Incident Report for Codio

Postmortem

Incident Summary

Intermittent connection issues to a specific microservices were experienced, while other connections on the same host remained stable. Subsequent issues with new project creation surfaced, linked to timeouts. Root cause identified as an unstable AWS managed Redis node causing random request failures for specific keys. Resolution involved recreating AWS resources and implementing additional monitoring, notifications, and regular node rotation.

Impact

  • Intermittent connection issues to one microservice.
  • Issues with creating new projects.
  • Potential disruption to user experience.

Root Cause

An unstable node within the AWS managed Redis instance was causing random request failures due to timeouts.
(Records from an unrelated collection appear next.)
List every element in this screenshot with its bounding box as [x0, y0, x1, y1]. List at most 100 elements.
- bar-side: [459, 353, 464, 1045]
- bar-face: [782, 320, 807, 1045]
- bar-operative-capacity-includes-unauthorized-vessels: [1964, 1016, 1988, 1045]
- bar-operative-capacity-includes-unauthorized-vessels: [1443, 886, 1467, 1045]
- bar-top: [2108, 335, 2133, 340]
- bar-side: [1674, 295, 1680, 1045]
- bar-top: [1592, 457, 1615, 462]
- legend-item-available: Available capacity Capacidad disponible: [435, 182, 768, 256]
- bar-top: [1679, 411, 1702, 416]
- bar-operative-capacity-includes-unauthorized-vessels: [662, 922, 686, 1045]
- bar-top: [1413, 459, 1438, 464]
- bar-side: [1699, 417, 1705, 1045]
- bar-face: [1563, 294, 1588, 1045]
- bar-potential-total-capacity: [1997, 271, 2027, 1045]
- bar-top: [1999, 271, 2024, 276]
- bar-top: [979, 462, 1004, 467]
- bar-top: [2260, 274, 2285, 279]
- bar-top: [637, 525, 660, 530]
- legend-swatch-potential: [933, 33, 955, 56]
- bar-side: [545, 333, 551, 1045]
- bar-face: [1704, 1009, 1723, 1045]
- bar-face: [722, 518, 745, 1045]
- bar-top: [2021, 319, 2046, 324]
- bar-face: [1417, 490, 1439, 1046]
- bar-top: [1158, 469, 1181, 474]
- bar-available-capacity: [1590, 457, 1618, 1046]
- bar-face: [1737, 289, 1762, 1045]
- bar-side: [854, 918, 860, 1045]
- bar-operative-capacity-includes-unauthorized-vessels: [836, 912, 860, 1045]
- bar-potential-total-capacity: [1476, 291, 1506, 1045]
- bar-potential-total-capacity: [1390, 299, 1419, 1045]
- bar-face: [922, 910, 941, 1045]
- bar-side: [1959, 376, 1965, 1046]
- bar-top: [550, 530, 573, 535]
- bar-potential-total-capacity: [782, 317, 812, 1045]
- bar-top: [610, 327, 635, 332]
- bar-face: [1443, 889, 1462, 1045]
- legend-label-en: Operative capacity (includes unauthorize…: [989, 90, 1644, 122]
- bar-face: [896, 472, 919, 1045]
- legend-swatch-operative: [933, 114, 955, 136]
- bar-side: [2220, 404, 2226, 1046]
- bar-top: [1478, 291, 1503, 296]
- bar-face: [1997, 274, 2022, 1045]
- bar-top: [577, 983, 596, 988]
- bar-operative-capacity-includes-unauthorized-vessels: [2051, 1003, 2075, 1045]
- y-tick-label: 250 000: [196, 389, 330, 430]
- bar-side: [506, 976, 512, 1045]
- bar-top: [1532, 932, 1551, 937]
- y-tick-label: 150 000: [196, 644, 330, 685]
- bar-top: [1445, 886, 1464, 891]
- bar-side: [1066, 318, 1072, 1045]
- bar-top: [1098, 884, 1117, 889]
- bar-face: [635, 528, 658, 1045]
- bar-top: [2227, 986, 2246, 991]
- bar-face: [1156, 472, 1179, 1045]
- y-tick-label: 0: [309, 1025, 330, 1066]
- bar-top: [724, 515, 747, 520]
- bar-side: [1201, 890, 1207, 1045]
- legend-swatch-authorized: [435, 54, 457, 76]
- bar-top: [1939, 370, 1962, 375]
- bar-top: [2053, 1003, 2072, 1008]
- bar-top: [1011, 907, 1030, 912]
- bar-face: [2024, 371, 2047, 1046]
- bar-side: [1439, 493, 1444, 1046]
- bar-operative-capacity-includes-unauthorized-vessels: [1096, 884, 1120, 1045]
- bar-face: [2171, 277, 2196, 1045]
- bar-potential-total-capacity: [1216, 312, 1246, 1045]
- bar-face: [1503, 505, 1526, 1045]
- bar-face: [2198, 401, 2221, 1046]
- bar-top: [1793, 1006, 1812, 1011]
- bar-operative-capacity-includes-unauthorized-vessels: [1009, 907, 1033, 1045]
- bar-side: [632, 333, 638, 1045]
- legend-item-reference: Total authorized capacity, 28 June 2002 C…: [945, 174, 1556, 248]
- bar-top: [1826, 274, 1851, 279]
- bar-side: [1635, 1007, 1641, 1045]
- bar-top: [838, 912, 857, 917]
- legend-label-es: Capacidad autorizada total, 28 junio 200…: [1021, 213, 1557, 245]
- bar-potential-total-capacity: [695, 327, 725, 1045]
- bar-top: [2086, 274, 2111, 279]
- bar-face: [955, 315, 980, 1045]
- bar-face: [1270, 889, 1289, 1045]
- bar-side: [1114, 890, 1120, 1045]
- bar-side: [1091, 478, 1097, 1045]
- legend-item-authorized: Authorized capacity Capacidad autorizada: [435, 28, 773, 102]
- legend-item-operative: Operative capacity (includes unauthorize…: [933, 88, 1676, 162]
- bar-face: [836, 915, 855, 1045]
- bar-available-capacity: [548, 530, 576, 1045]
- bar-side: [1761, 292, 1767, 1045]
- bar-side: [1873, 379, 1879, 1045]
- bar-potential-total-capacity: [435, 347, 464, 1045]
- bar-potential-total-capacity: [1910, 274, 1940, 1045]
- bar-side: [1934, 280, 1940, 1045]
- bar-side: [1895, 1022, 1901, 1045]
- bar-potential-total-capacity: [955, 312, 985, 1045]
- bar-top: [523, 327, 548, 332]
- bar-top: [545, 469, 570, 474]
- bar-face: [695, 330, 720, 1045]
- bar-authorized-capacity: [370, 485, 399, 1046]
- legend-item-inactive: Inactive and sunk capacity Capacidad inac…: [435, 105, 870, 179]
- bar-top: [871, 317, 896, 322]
This node, when becoming the master, led to issues in several microservices despite normal monitoring metrics.

Resolution

  • Retired and provisioned new instances to temporarily resolve connectivity issues.
  • Recreated the AWS managed Redis resources to eliminate the problematic node.

Corrective and Preventative Actions

Corrective Actions

  • Recreated AWS managed Redis resources.

Preventative Actions

  • Added additional monitoring and notifications for Redis instance failures.
  • Implemented regular rotation of Redis nodes to prevent long-running software from accumulating bugs.

Lessons Learned

What went well

  • Team quickly identified and addressed initial connectivity issues.
  • Root cause was eventually identified despite challenges.

What could be improved

  • Faster identification of the Redis node as the root cause.
  • More robust monitoring for managed services to detect subtle failures.
Posted Apr 09, 2025 - 01:07 BST

Resolved

This incident has been resolved.
Posted Apr 08, 2025 - 21:45 BST

Monitoring

A fix has been implemented and we are monitoring the results.
Posted Apr 08, 2025 - 21:41 BST

Identified

The issue has been identified and a fix is being implemented.
Posted Apr 08, 2025 - 21:24 BST

Investigating

We are currently investigating this issue.
Posted Apr 08, 2025 - 21:10 BST
This incident affected: Application.